Sandwiched between Exchange Street, Exchange Street West and St Anne’s Square the building is imagined as a collision of two different structures within which are housed the public spaces. Small wonder then that the interface of these buildings is marshalled by a tolkienesque black basalt elevation and a watchtower, complete with unscalable wall, for all the world echoing the security towers that were a common feature of the city scape during our darker past.
It all makes for a forbidding entrance from St Anne’s Square. It suggests we’re watching you, we’re not sure you’re one of us, and rather than us inviting you in for a cup of tea and a chat you need to establish your credentials before you cross our doors.
Even the sign over the door suggests something restricted. The name of the building appears partially submerged, as if unwilling to fully reveal itself to the onlooker or perhaps camouflaging itself in case it is found out by undesirables.
The unwelcoming impression is strengthened on the alternative entrance from Exchange Street West which takes the inquisitive, brave and persistent art lover to a blind wall, then sharp left before entering a lacuna at an oblique angle.
Maybe I’m being unfair and perhaps it was the day itself, a wet and cold January day, with the promise of snow in the forecast. The black facade, the black oak, the dark leather-covered hand rails, the matt covered steel bars in the stairwells like a prison cage, all combined to create an impression at once oppressive but also secretive.
Do they really want me here? This does not suggest to me a building that goes out of its way to welcome me. It requires deliberate intent, and not a little courage, to enter unbidden.

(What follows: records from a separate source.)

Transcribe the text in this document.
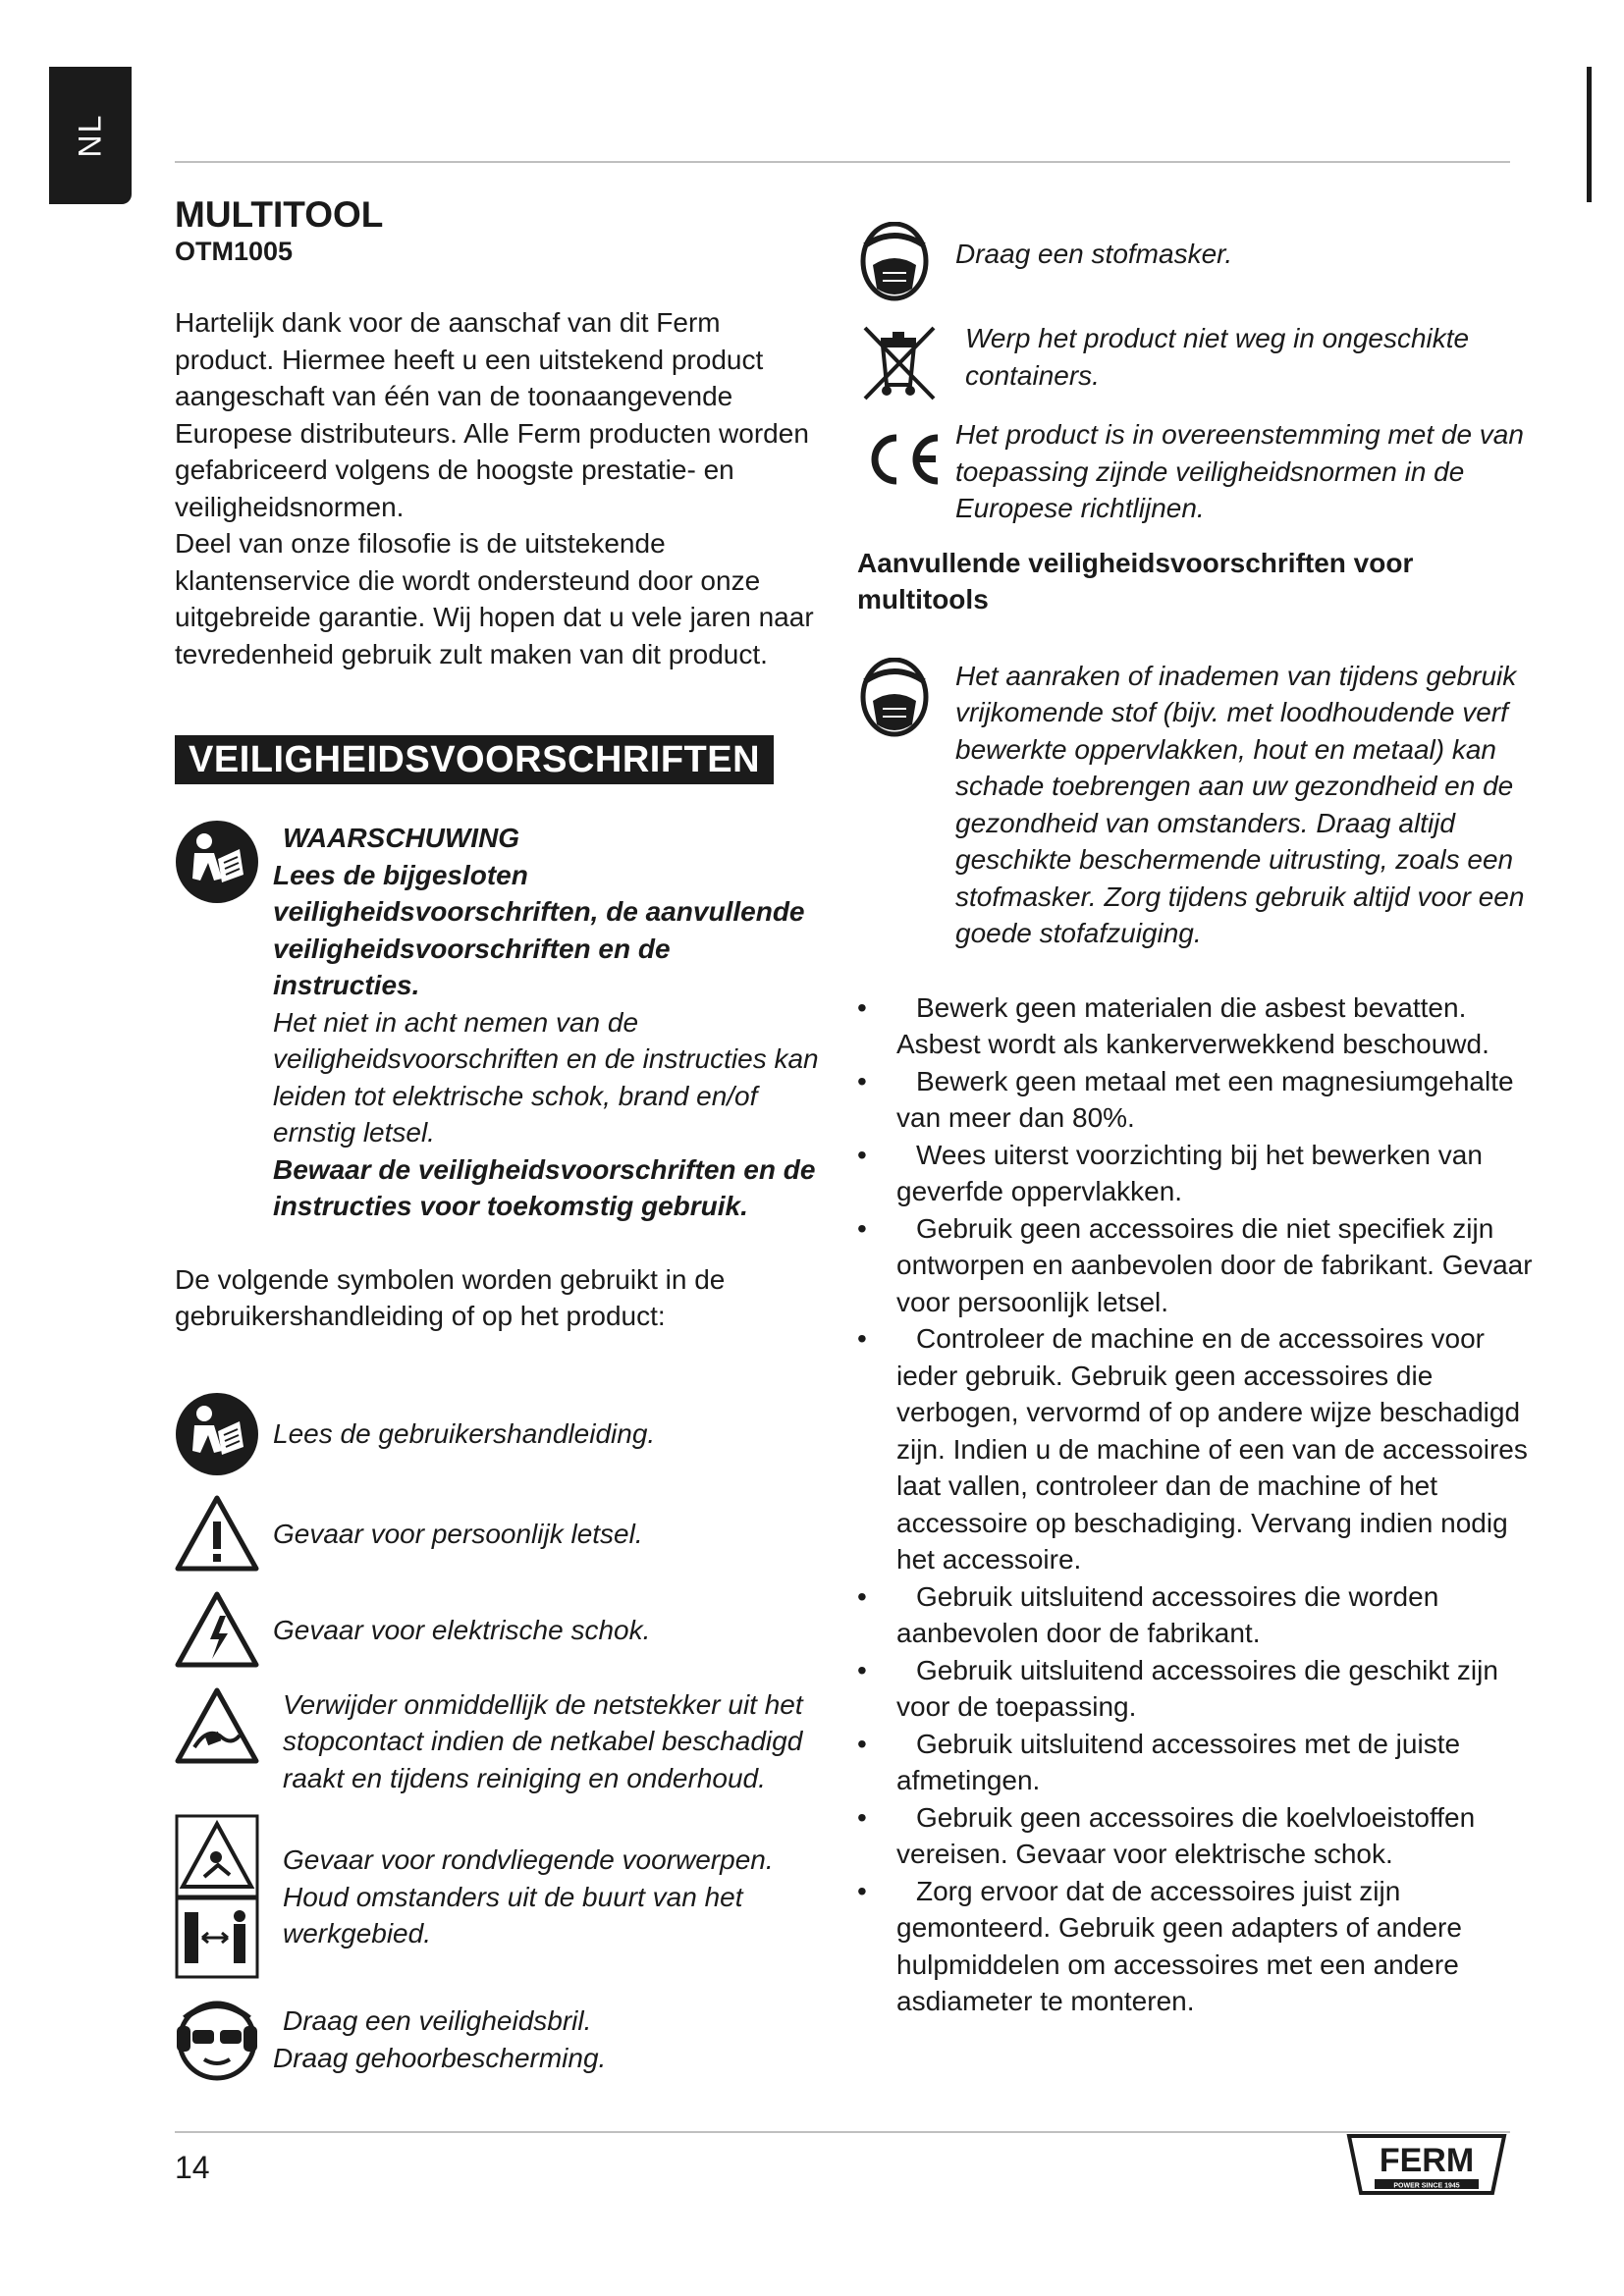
NL
MULTITOOL

OTM1005

Hartelijk dank voor de aanschaf van dit Ferm product. Hiermee heeft u een uitstekend product aangeschaft van één van de toonaangevende Europese distributeurs. Alle Ferm producten worden gefabriceerd volgens de hoogste prestatie- en veiligheidsnormen.

Deel van onze filosofie is de uitstekende klantenservice die wordt ondersteund door onze uitgebreide garantie. Wij hopen dat u vele jaren naar tevredenheid gebruik zult maken van dit product.

VEILIGHEIDSVOORSCHRIFTEN
WAARSCHUWING
Lees de bijgesloten veiligheidsvoorschriften, de aanvullende veiligheidsvoorschriften en de instructies.
Het niet in acht nemen van de veiligheidsvoorschriften en de instructies kan leiden tot elektrische schok, brand en/of ernstig letsel.
Bewaar de veiligheidsvoorschriften en de instructies voor toekomstig gebruik.

De volgende symbolen worden gebruikt in de gebruikershandleiding of op het product:

Lees de gebruikershandleiding.
Gevaar voor persoonlijk letsel.
Gevaar voor elektrische schok.
Verwijder onmiddellijk de netstekker uit het stopcontact indien de netkabel beschadigd raakt en tijdens reiniging en onderhoud.
Gevaar voor rondvliegende voorwerpen. Houd omstanders uit de buurt van het werkgebied.
Draag een veiligheidsbril.
Draag gehoorbescherming.
Draag een stofmasker.
Werp het product niet weg in ongeschikte containers.
Het product is in overeenstemming met de van toepassing zijnde veiligheidsnormen in de Europese richtlijnen.

Aanvullende veiligheidsvoorschriften voor multitools

Het aanraken of inademen van tijdens gebruik vrijkomende stof (bijv. met loodhoudende verf bewerkte oppervlakken, hout en metaal) kan schade toebrengen aan uw gezondheid en de gezondheid van omstanders. Draag altijd geschikte beschermende uitrusting, zoals een stofmasker. Zorg tijdens gebruik altijd voor een goede stofafzuiging.
• Bewerk geen materialen die asbest bevatten. Asbest wordt als kankerverwekkend beschouwd.
• Bewerk geen metaal met een magnesiumgehalte van meer dan 80%.
• Wees uiterst voorzichting bij het bewerken van geverfde oppervlakken.
• Gebruik geen accessoires die niet specifiek zijn ontworpen en aanbevolen door de fabrikant. Gevaar voor persoonlijk letsel.
• Controleer de machine en de accessoires voor ieder gebruik. Gebruik geen accessoires die verbogen, vervormd of op andere wijze beschadigd zijn. Indien u de machine of een van de accessoires laat vallen, controleer dan de machine of het accessoire op beschadiging. Vervang indien nodig het accessoire.
• Gebruik uitsluitend accessoires die worden aanbevolen door de fabrikant.
• Gebruik uitsluitend accessoires die geschikt zijn voor de toepassing.
• Gebruik uitsluitend accessoires met de juiste afmetingen.
• Gebruik geen accessoires die koelvloeistoffen vereisen. Gevaar voor elektrische schok.
• Zorg ervoor dat de accessoires juist zijn gemonteerd. Gebruik geen adapters of andere hulpmiddelen om accessoires met een andere asdiameter te monteren.
14	FERM
POWER SINCE 1945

Once inside, round the sharply edged corners of exposed concrete there are cubby holes and rendezvous points which cry out for discreet meetings. The great internal void, one whole wall of which is solid red brick and whose glazing opens to the Cathedral, enhances the ecclesiastical feel of the area. Booths and covered seating, like dark confessionals, lend a solemnity to the whole scene and encourage the visitor to hide away and nurse a coffee or a bottle of wine from the bar area. This area I actually liked and could enjoy whiling the time away there – if I could find my way in.

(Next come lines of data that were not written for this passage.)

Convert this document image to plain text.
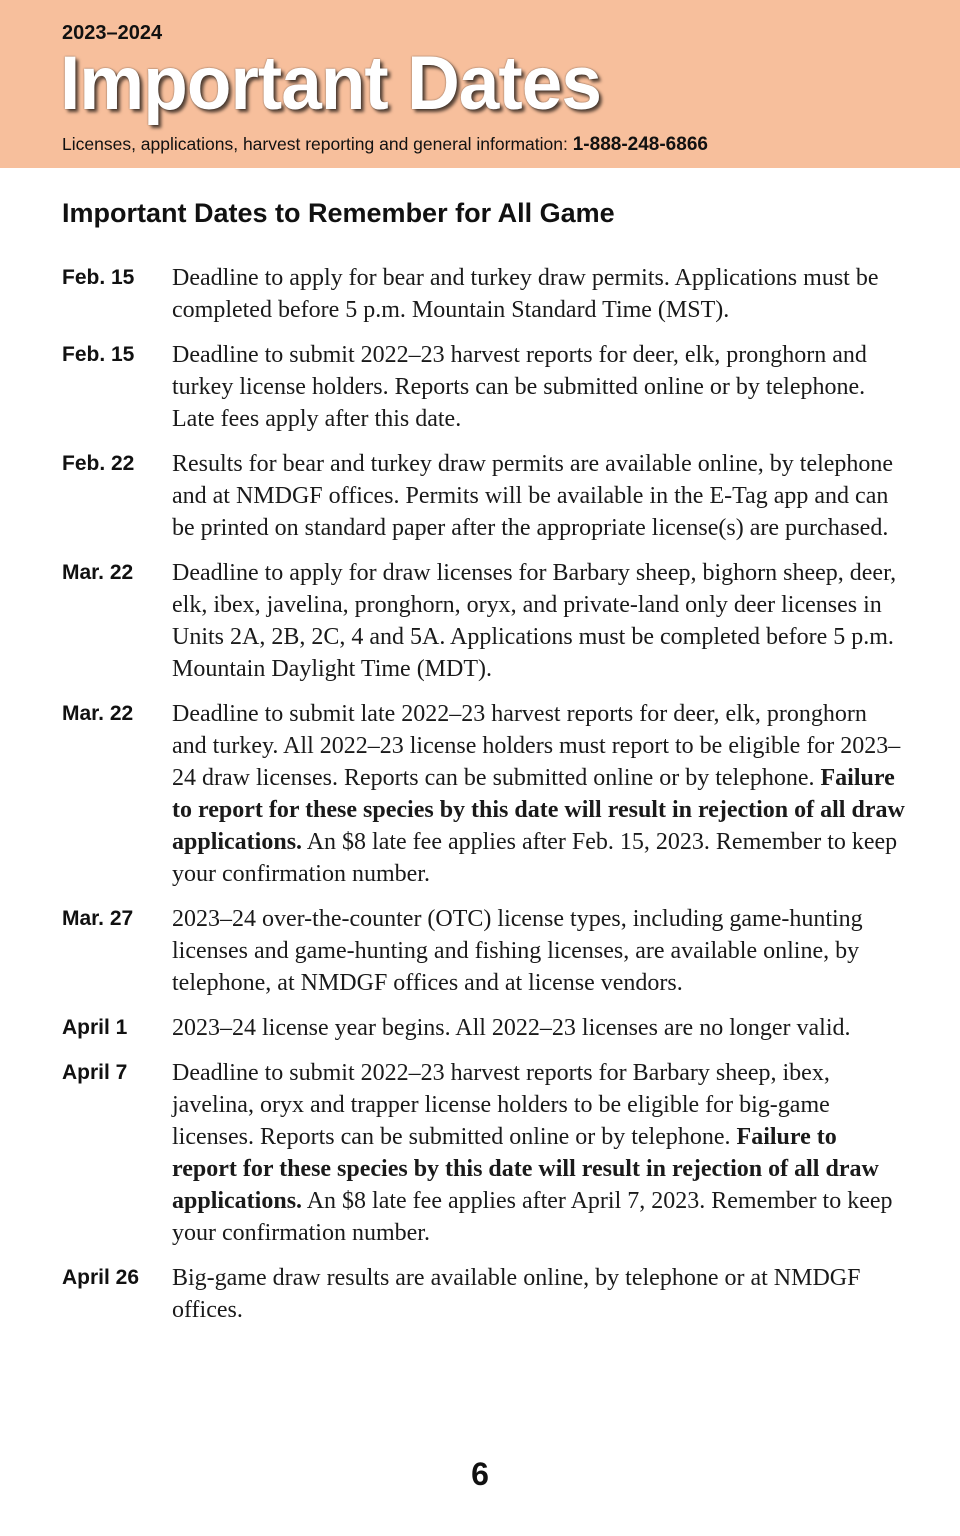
2023–2024
Important Dates
Licenses, applications, harvest reporting and general information: 1-888-248-6866
Important Dates to Remember for All Game
Feb. 15	Deadline to apply for bear and turkey draw permits. Applications must be completed before 5 p.m. Mountain Standard Time (MST).
Feb. 15	Deadline to submit 2022–23 harvest reports for deer, elk, pronghorn and turkey license holders. Reports can be submitted online or by telephone. Late fees apply after this date.
Feb. 22	Results for bear and turkey draw permits are available online, by telephone and at NMDGF offices. Permits will be available in the E-Tag app and can be printed on standard paper after the appropriate license(s) are purchased.
Mar. 22	Deadline to apply for draw licenses for Barbary sheep, bighorn sheep, deer, elk, ibex, javelina, pronghorn, oryx, and private-land only deer licenses in Units 2A, 2B, 2C, 4 and 5A. Applications must be completed before 5 p.m. Mountain Daylight Time (MDT).
Mar. 22	Deadline to submit late 2022–23 harvest reports for deer, elk, pronghorn and turkey. All 2022–23 license holders must report to be eligible for 2023–24 draw licenses. Reports can be submitted online or by telephone. Failure to report for these species by this date will result in rejection of all draw applications. An $8 late fee applies after Feb. 15, 2023. Remember to keep your confirmation number.
Mar. 27	2023–24 over-the-counter (OTC) license types, including game-hunting licenses and game-hunting and fishing licenses, are available online, by telephone, at NMDGF offices and at license vendors.
April 1	2023–24 license year begins. All 2022–23 licenses are no longer valid.
April 7	Deadline to submit 2022–23 harvest reports for Barbary sheep, ibex, javelina, oryx and trapper license holders to be eligible for big-game licenses. Reports can be submitted online or by telephone. Failure to report for these species by this date will result in rejection of all draw applications. An $8 late fee applies after April 7, 2023. Remember to keep your confirmation number.
April 26	Big-game draw results are available online, by telephone or at NMDGF offices.
6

Perhaps I’m being unfair. Perhaps I could view the strange black tower with it’s opaque light box at the top as a lighthouse, a beacon of creativity that shines it’s welcoming light over the city, drawing art lovers to its sanctuary. That’s fairer perhaps, and a legitimate narrative. Given Belfast’s recent history though it is not a narrative that readily suggests itself unless one’s life experience of the city has been relatively untouched by the Troubles.

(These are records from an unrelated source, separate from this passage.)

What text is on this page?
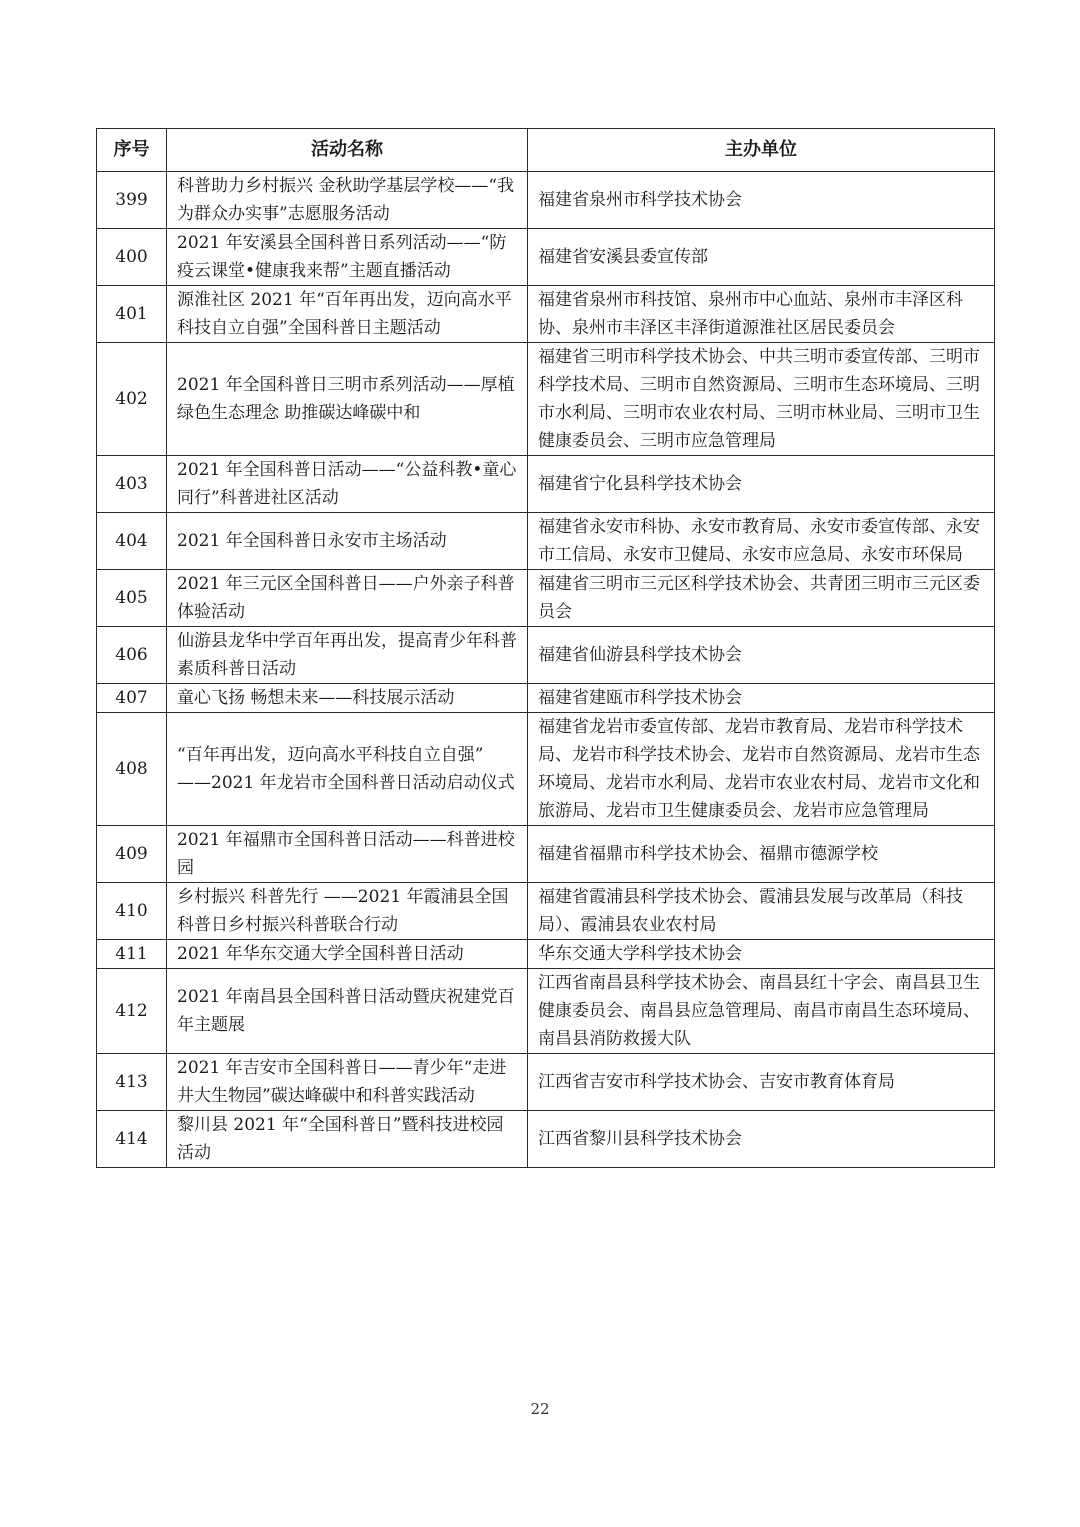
序号	活动名称	主办单位
399	科普助力乡村振兴 金秋助学基层学校——“我为群众办实事”志愿服务活动	福建省泉州市科学技术协会
400	2021 年安溪县全国科普日系列活动——“防疫云课堂•健康我来帮”主题直播活动	福建省安溪县委宣传部
401	源淮社区 2021 年“百年再出发，迈向高水平科技自立自强”全国科普日主题活动	福建省泉州市科技馆、泉州市中心血站、泉州市丰泽区科协、泉州市丰泽区丰泽街道源淮社区居民委员会
402	2021 年全国科普日三明市系列活动——厚植绿色生态理念 助推碳达峰碳中和	福建省三明市科学技术协会、中共三明市委宣传部、三明市科学技术局、三明市自然资源局、三明市生态环境局、三明市水利局、三明市农业农村局、三明市林业局、三明市卫生健康委员会、三明市应急管理局
403	2021 年全国科普日活动——“公益科教•童心同行”科普进社区活动	福建省宁化县科学技术协会
404	2021 年全国科普日永安市主场活动	福建省永安市科协、永安市教育局、永安市委宣传部、永安市工信局、永安市卫健局、永安市应急局、永安市环保局
405	2021 年三元区全国科普日——户外亲子科普体验活动	福建省三明市三元区科学技术协会、共青团三明市三元区委员会
406	仙游县龙华中学百年再出发，提高青少年科普素质科普日活动	福建省仙游县科学技术协会
407	童心飞扬 畅想未来——科技展示活动	福建省建瓯市科学技术协会
408	“百年再出发，迈向高水平科技自立自强” ——2021 年龙岩市全国科普日活动启动仪式	福建省龙岩市委宣传部、龙岩市教育局、龙岩市科学技术局、龙岩市科学技术协会、龙岩市自然资源局、龙岩市生态环境局、龙岩市水利局、龙岩市农业农村局、龙岩市文化和旅游局、龙岩市卫生健康委员会、龙岩市应急管理局
409	2021 年福鼎市全国科普日活动——科普进校园	福建省福鼎市科学技术协会、福鼎市德源学校
410	乡村振兴 科普先行 ——2021 年霞浦县全国科普日乡村振兴科普联合行动	福建省霞浦县科学技术协会、霞浦县发展与改革局（科技局）、霞浦县农业农村局
411	2021 年华东交通大学全国科普日活动	华东交通大学科学技术协会
412	2021 年南昌县全国科普日活动暨庆祝建党百年主题展	江西省南昌县科学技术协会、南昌县红十字会、南昌县卫生健康委员会、南昌县应急管理局、南昌市南昌生态环境局、南昌县消防救援大队
413	2021 年吉安市全国科普日——青少年“走进井大生物园”碳达峰碳中和科普实践活动	江西省吉安市科学技术协会、吉安市教育体育局
414	黎川县 2021 年“全国科普日”暨科技进校园活动	江西省黎川县科学技术协会
22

And therein lies the problem for me. I’ve spent much of my working life in communities where so-called high cultural art is almost non-existent. Where the pursuit of beauty is a luxury that few can afford since most of the rest of life is dedicated to mere survival or just getting by. Where people have developed an instinct to know where they are welcome and where they’re not. And they have often learned that they are not welcome in places owned by ‘the other lot’ and in places owned by those who understand the language of the arts.
Without a doubt the MAC is a dramatic building, and there’s many elements of it I like, the large exhibition spaces, the invitation to explore, the retro display cabinets, but I find that tower so out of place in Belfast with our history. And maybe at the end, bizarrely in 21st Century Belfast, the language of the Mac architecture is classist.